À l'esprit d'IONISATION,
Edgard Varèse.
I
Ici s'ébranle le panorama de klaxons. Ah! réveillez
les courbes de mousse au large des buildings.
Il y a croissance de corps nickels à travers le temps,
et l'ampleur du carillon criblée de poteaux.
Pénétrante hypnose des villes! Lentes bêtes ruisselantes
de jets-sirènes, marchons machines osseuses.
Auprès des bouches d'égout délirent les fronts de menthe.
Incessants vaccins de braise à la racine du sexe. L'alarme du mâle
brûle, souille la peau d'ambre des filles. Et gelés
les lits éclatent dans les miroirs.
Dans la région du rachat, profonde cité en filigrane,
les pleins désirs émergent d'un plasma de pétrole.
Mêmes giclées-soleils dont se grisent les squares. Même vin
de suie à éteindre le blanc des vergers. Et le chaud
clavier de mollets que les tristes martèlent en sourdine...
Café moka! La Presse! Rue Sainte-Catherine! L'odeur des banques
enclot les brises de l'enfance. Au long des devantures,
les passants surchauffent un ciel éteint.
II
Ils s'enfoncent dans les brumes, dans le bruit qui grise.
Nul souvenir de neige ne vient filtrer leur saison
de néons.
Ils s'enfoncent avec le jour au rythme des timbales.
Piqûres de blues aux nerfs du rêve. Décharges
de signes dans les dormantes cervelles.
Mal aimée l'antique féerie bascule dans l'abîme
d'un trombone.
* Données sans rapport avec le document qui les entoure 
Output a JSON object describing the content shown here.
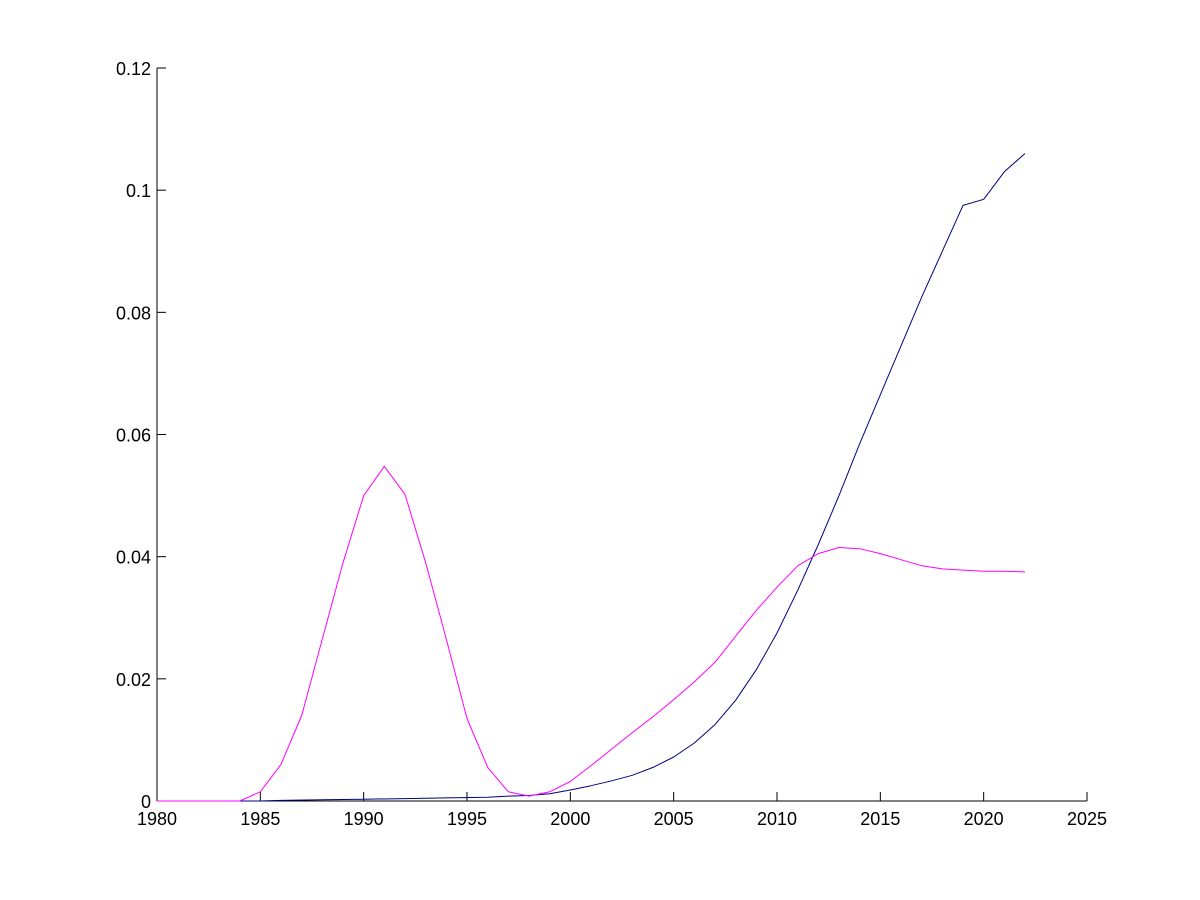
{
  "chart_data": {
    "type": "line",
    "title": "",
    "xlabel": "",
    "ylabel": "",
    "xlim": [
      1980,
      2025
    ],
    "ylim": [
      0,
      0.12
    ],
    "grid": false,
    "x_ticks": [
      1980,
      1985,
      1990,
      1995,
      2000,
      2005,
      2010,
      2015,
      2020,
      2025
    ],
    "y_ticks": [
      0,
      0.02,
      0.04,
      0.06,
      0.08,
      0.1,
      0.12
    ],
    "x_tick_labels": [
      "1980",
      "1985",
      "1990",
      "1995",
      "2000",
      "2005",
      "2010",
      "2015",
      "2020",
      "2025"
    ],
    "y_tick_labels": [
      "0",
      "0.02",
      "0.04",
      "0.06",
      "0.08",
      "0.1",
      "0.12"
    ],
    "series": [
      {
        "color": "#000080",
        "points": [
          [
            1980,
            0
          ],
          [
            1985,
            0
          ],
          [
            1986,
            0.0001
          ],
          [
            1988,
            0.0002
          ],
          [
            1990,
            0.0003
          ],
          [
            1992,
            0.0004
          ],
          [
            1994,
            0.0005
          ],
          [
            1996,
            0.0006
          ],
          [
            1997,
            0.0008
          ],
          [
            1998,
            0.0009
          ],
          [
            1999,
            0.0012
          ],
          [
            2000,
            0.0018
          ],
          [
            2001,
            0.0025
          ],
          [
            2002,
            0.0033
          ],
          [
            2003,
            0.0042
          ],
          [
            2004,
            0.0055
          ],
          [
            2005,
            0.0072
          ],
          [
            2006,
            0.0095
          ],
          [
            2007,
            0.0125
          ],
          [
            2008,
            0.0165
          ],
          [
            2009,
            0.0215
          ],
          [
            2010,
            0.0275
          ],
          [
            2011,
            0.0345
          ],
          [
            2012,
            0.042
          ],
          [
            2013,
            0.05
          ],
          [
            2014,
            0.0585
          ],
          [
            2015,
            0.0665
          ],
          [
            2016,
            0.0745
          ],
          [
            2017,
            0.0825
          ],
          [
            2018,
            0.09
          ],
          [
            2019,
            0.0975
          ],
          [
            2020,
            0.0985
          ],
          [
            2021,
            0.103
          ],
          [
            2022,
            0.106
          ]
        ]
      },
      {
        "color": "#ff00ff",
        "points": [
          [
            1980,
            0
          ],
          [
            1984,
            0
          ],
          [
            1985,
            0.0015
          ],
          [
            1986,
            0.006
          ],
          [
            1987,
            0.014
          ],
          [
            1988,
            0.0265
          ],
          [
            1989,
            0.039
          ],
          [
            1990,
            0.05
          ],
          [
            1991,
            0.0548
          ],
          [
            1992,
            0.0502
          ],
          [
            1993,
            0.039
          ],
          [
            1994,
            0.0265
          ],
          [
            1995,
            0.0135
          ],
          [
            1996,
            0.0055
          ],
          [
            1997,
            0.0015
          ],
          [
            1998,
            0.0008
          ],
          [
            1999,
            0.0015
          ],
          [
            2000,
            0.0032
          ],
          [
            2001,
            0.0058
          ],
          [
            2002,
            0.0085
          ],
          [
            2003,
            0.0112
          ],
          [
            2004,
            0.0138
          ],
          [
            2005,
            0.0166
          ],
          [
            2006,
            0.0195
          ],
          [
            2007,
            0.0227
          ],
          [
            2008,
            0.027
          ],
          [
            2009,
            0.0312
          ],
          [
            2010,
            0.035
          ],
          [
            2011,
            0.0385
          ],
          [
            2012,
            0.0405
          ],
          [
            2013,
            0.0415
          ],
          [
            2014,
            0.0413
          ],
          [
            2015,
            0.0405
          ],
          [
            2016,
            0.0395
          ],
          [
            2017,
            0.0385
          ],
          [
            2018,
            0.038
          ],
          [
            2019,
            0.0378
          ],
          [
            2020,
            0.0376
          ],
          [
            2021,
            0.0376
          ],
          [
            2022,
            0.0375
          ]
        ]
      }
    ]
  }
}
Languissants ce rythme des chevelures,
ces lèvres droguées des ondes longues du sang.
Le choc des os calfeutre le frais champagne.
Bulles de lune. Bulles de chair. Ventilateurs
aspirent la vie métallique.
III
Lointain pays de pollen... Sexes réduits à l'agonie.
Ah! combien pitoyables les cœurs de braise!
Vienne la saison des jonquilles!
Vide bien lunaire... Quelquefois des dents se choquent...
Des fourmis s'en prennent aux yeux déserts.
Dernier remous d'une aile d'amour... Appel très rouge
venant d'une source déjà muette. Que de dieux durs
se dressent !... Dolente lune...
Quelques doigts persistent à tracer des pistes. Mais
ne s'éveillent les gisants de la sécheresse. Et s'éclipsent
de beaux soleils, au terme d'un vieux conte des origines.
IV
Les pas pierreux du pouls creusent nos tempes. Le cœur
propage aux veines des télégrammes de glace.
Sons de sève. Ciel d'horloge. Oxygène.
Tempo de bielles. Vibrations de rails.
Et l'échine se courbe. L'envol bat des ailes
dans les cercles qui se murent.
Un paysage se condense, se condense. Nos mains
téléguident les aubes! Le temps s'élargit,
la tête se redresse. Nos yeux propulsent des aigles!